Key Ideas and Details
Appreciation of literature requires the reader to gain an understanding of printed text by identifying the central meaning and facts of the text.
“Key Ideas and Details” emphasizes the importance of understanding the specifics that are explicitly written in a text. Before gaining deeper meanings, such as making logical inferences or drawing conclusions, readers must grasp the central details, characters, events, and ideas from the text.
Young readers, like all young learners, begin to make sense of literature by asking questions about the text. Very often, young readers of literature will relate the text to similar and familiar stories. Mature readers must be able to thoroughly analyze the development of the central details, characters and events.
There are many resources and activities educators and reading instructors can use to help with reading strategies to develop an appreciation for literature. Examples include:
- Graphic organizers
- Talking to the text
- Anticipation guides
- Double entry journals
- Interactive reading and note taking guides
All teachers must teach students the comprehension skills necessary to help them understand text and be successful, independent readers.
With prompting and support, ask and answer questions about key details in a text.
RL.K.2. With prompting and support, retell familiar stories, including key details.

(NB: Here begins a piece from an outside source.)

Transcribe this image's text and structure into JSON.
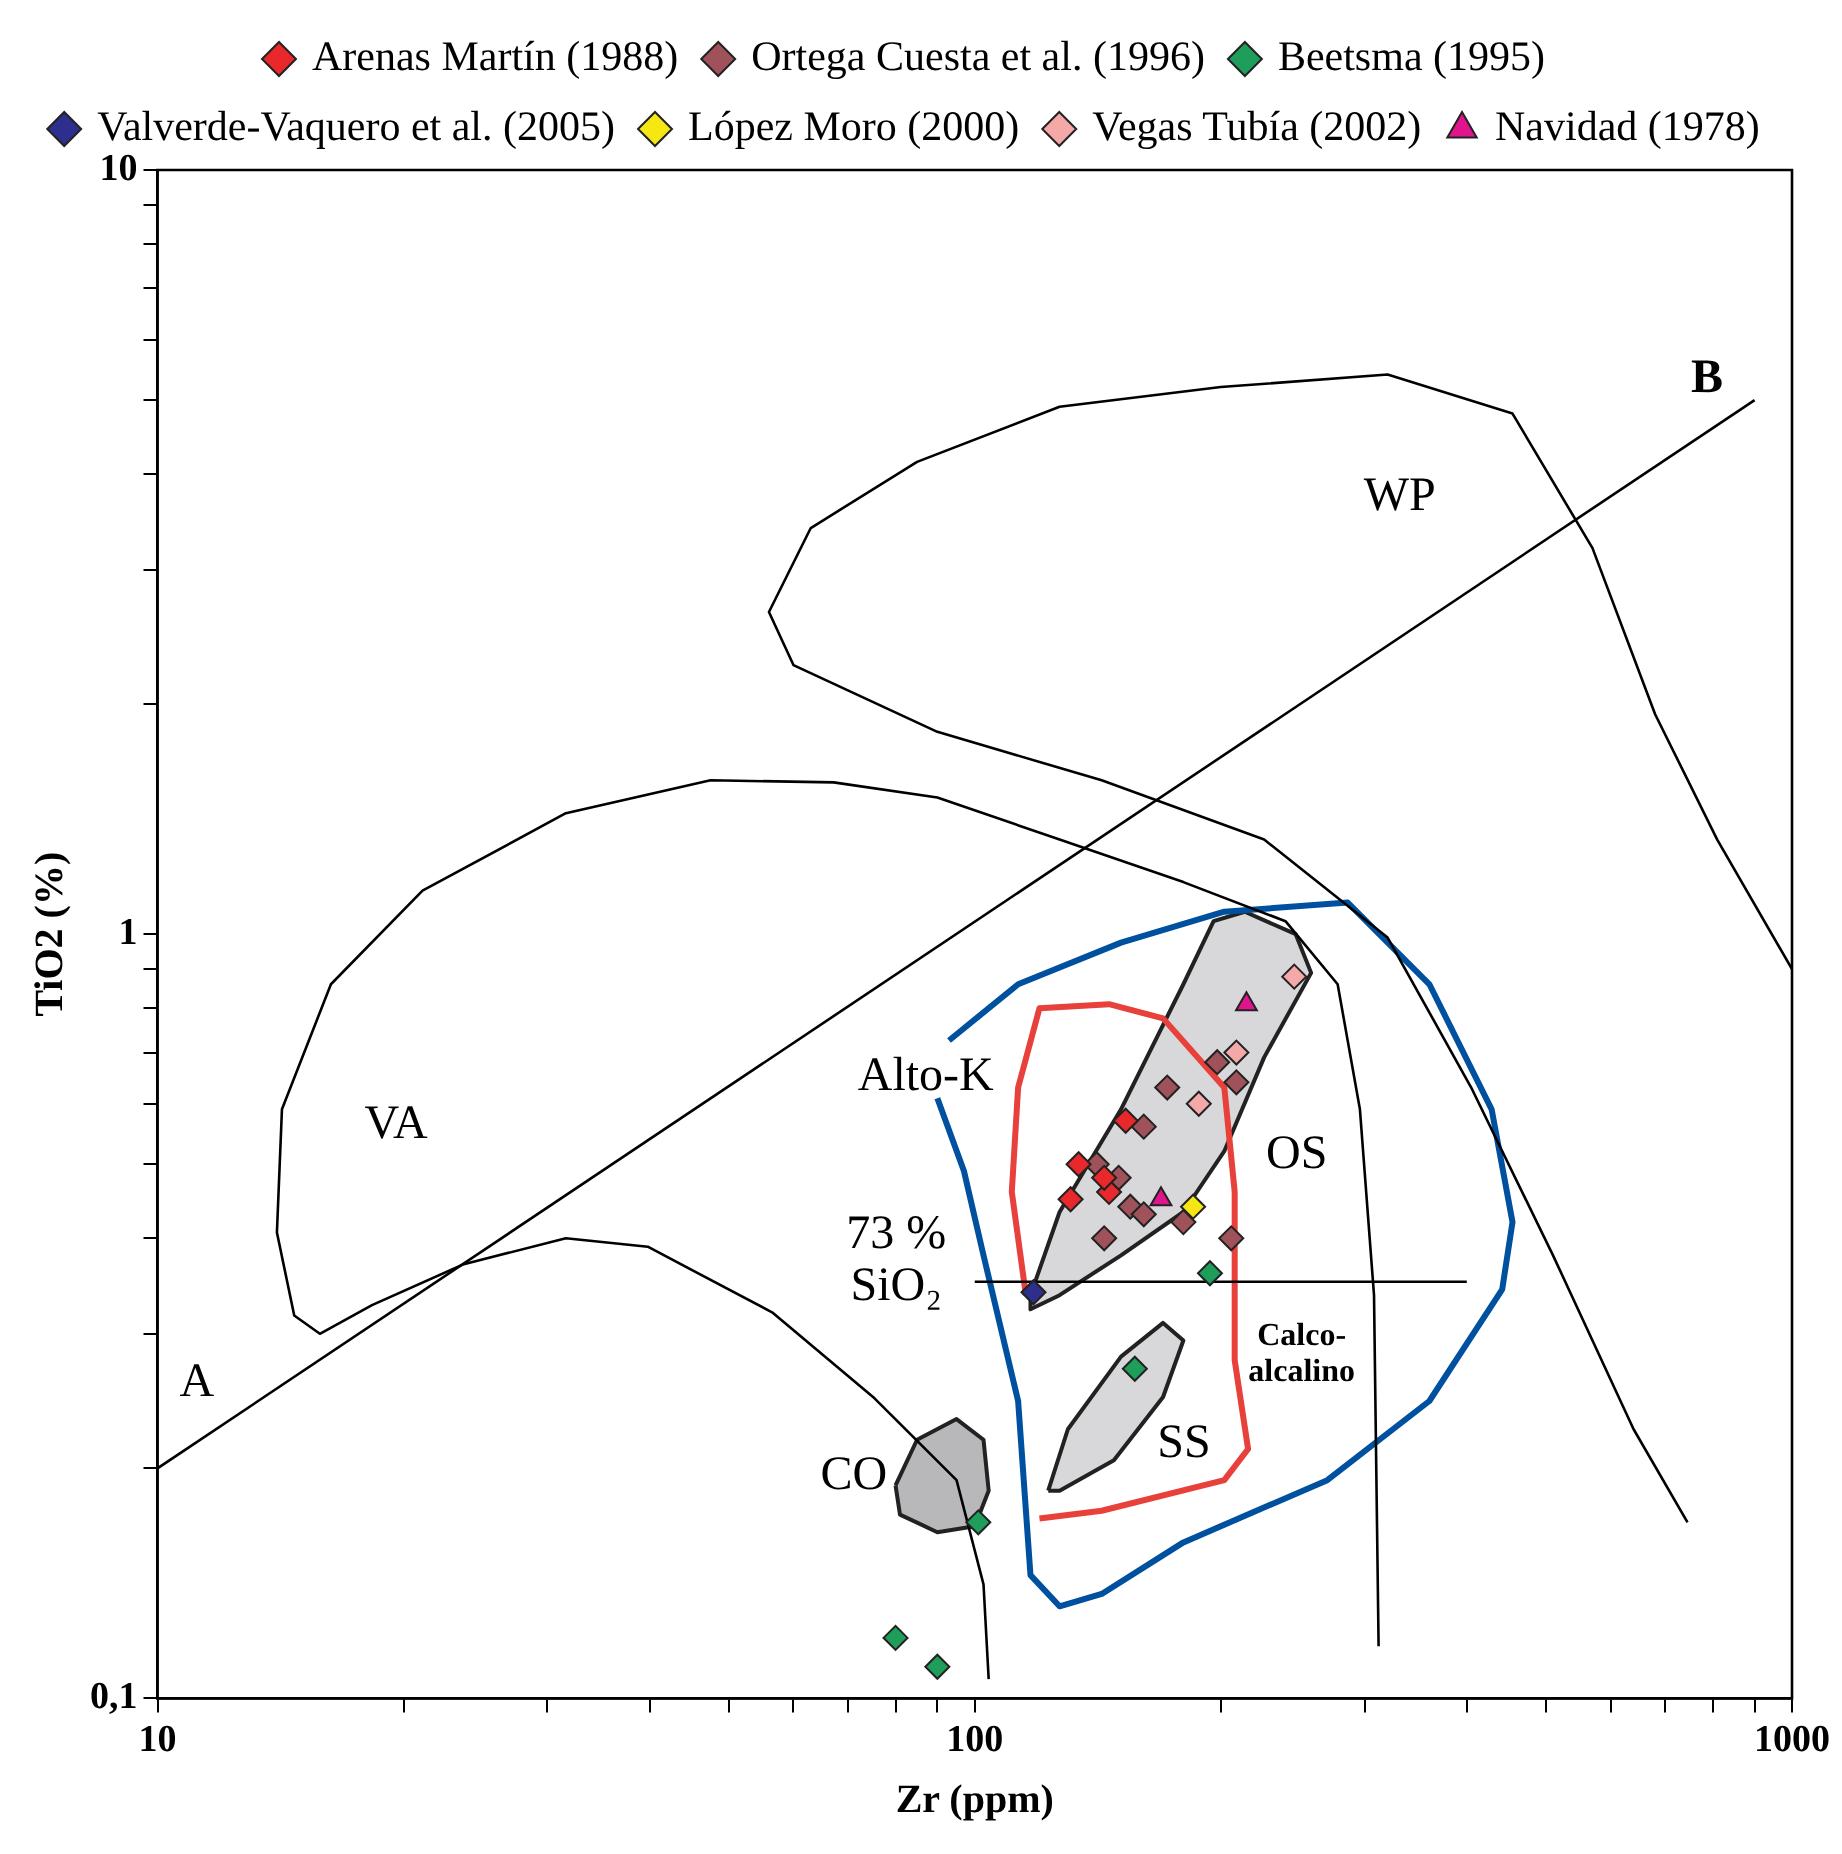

RL.K.3. With prompting and support, identify characters, settings, and major events in a story.
RL.1.1. Ask and answer questions about key details in a text.
RL.1.2. Retell stories, including key details, and demonstrate understanding of their central message or lesson.

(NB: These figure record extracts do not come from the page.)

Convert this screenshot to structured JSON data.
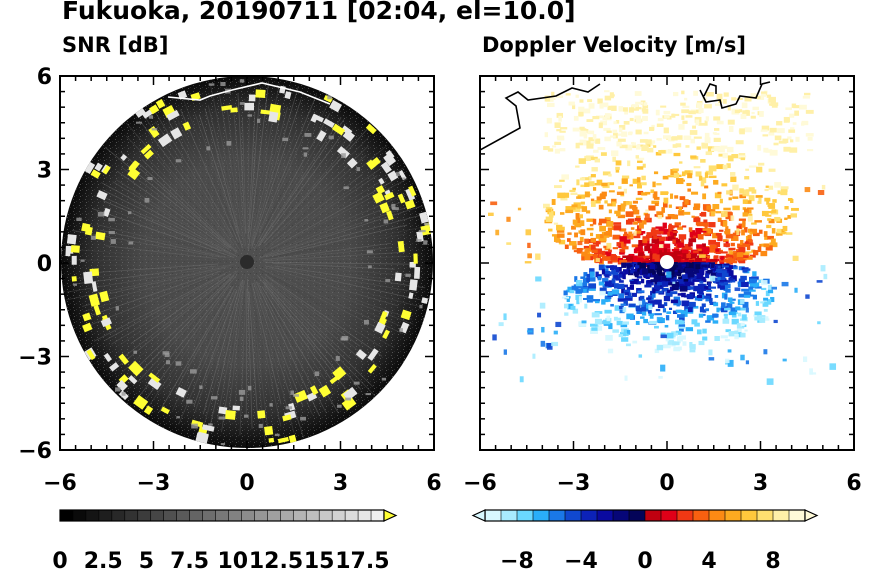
{
  "figure": {
    "title": "Fukuoka, 20190711 [02:04, el=10.0]"
  },
  "chart_data": [
    {
      "type": "heatmap",
      "subtitle": "SNR [dB]",
      "xlim": [
        -6,
        6
      ],
      "ylim": [
        -6,
        6
      ],
      "xticks": [
        "-6",
        "-3",
        "0",
        "3",
        "6"
      ],
      "yticks": [
        "6",
        "3",
        "0",
        "-3",
        "-6"
      ],
      "range_radius_km": 6,
      "colorbar": {
        "min": 0,
        "max": 18.75,
        "step": 0.75,
        "extend": "max",
        "tick_labels": [
          "0",
          "2.5",
          "5",
          "7.5",
          "10",
          "12.5",
          "15",
          "17.5"
        ],
        "colors": {
          "low": "#000000",
          "high": "#f0f0f0",
          "extend": "#ffff33"
        }
      },
      "description": "Mostly gray ring-shaped field with yellow high-SNR echoes near the edge"
    },
    {
      "type": "heatmap",
      "subtitle": "Doppler Velocity [m/s]",
      "xlim": [
        -6,
        6
      ],
      "ylim": [
        -6,
        6
      ],
      "xticks": [
        "-6",
        "-3",
        "0",
        "3",
        "6"
      ],
      "yticks": [
        "6",
        "3",
        "0",
        "-3",
        "-6"
      ],
      "colorbar": {
        "min": -10,
        "max": 10,
        "step": 1,
        "extend": "both",
        "tick_labels": [
          "−8",
          "−4",
          "0",
          "4",
          "8"
        ],
        "negative_colors": [
          "#d8f8ff",
          "#a8ecff",
          "#6ad8ff",
          "#2aaef8",
          "#1a78e8",
          "#1048d0",
          "#0c22b8",
          "#0a0aa0",
          "#060678",
          "#040458"
        ],
        "positive_colors": [
          "#c00010",
          "#e00018",
          "#f03814",
          "#f86010",
          "#fc8a14",
          "#fdaa20",
          "#ffc83c",
          "#ffe070",
          "#fff0a8",
          "#fffad8"
        ]
      }
    }
  ]
}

RL.1.3. Describe characters, settings, and major events in a story, using key details.
RL.2.1. Ask and answer such questions as who, what, where, when, why, and how to demonstrate understanding of key details in a text.

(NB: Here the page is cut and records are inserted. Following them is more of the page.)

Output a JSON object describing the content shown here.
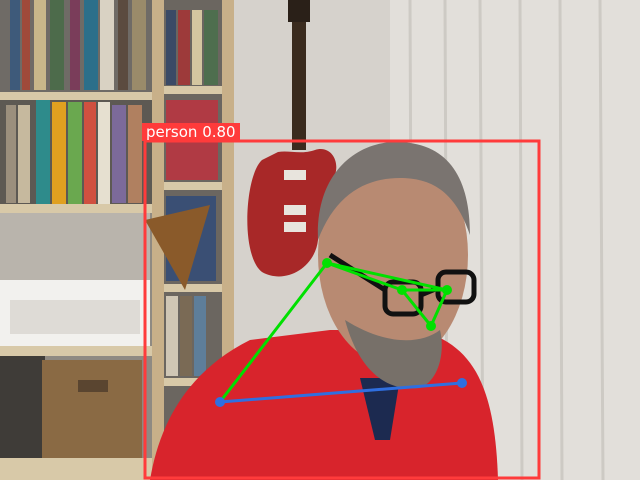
{
  "detection": {
    "class_name": "person",
    "score": "0.80",
    "box_color": "#ff3b3b"
  },
  "pose": {
    "head_link_color": "#00e000",
    "shoulder_link_color": "#2f6fe0"
  }
}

RL.2.2. Recount stories, including fables and folktales from diverse cultures, and determine their central message, lesson, or moral.
RL.2.3. Describe how characters in a story respond to major events and challenges.
RL. 3. 1: Ask and answer questions to demonstrate understanding of a text, referring explicitly to the text as the basis for the answers.
RL. 3. 2: Recount stories, including fables, folktales, and myths from diverse cultures; determine the central message, lesson, or moral and explain how it is conveyed through key details in the text.
RL. 3. 3: Describe characters in a story (e.g., their traits, motivations, or feelings) and explain how their actions contribute to the sequence of events.
Questions to Focus Instruction
Explicitly teach children how to ask and answer questions, utilizing oral reading and discussion times to practice this skill.
Provide guided practice and feedback for students to locate key information explicitly stated in the text that supports their answers and the larger message of the story.
Use read aloud time to expose children to a variety stories from diverse cultures, including fables, folktales and myths, and to discuss the basic plot features of each type of story.
Discuss descriptive vocabulary the author uses and have students incorporate similar vocabulary into their own retelling of the story. Discussing idioms and other challenging vocabulary ahead of time can keep readers from getting bogged down in superficial or tangential ideas.
In what ways do key ideas and details support the comprehension of a text?
How does the ability to question and locate answers help readers understand and analyze text?
How does understanding plot features of fables, folktales, and myths support comprehension and recounting of these types of text?
What strategies can be used to help students focus on the central message and key details?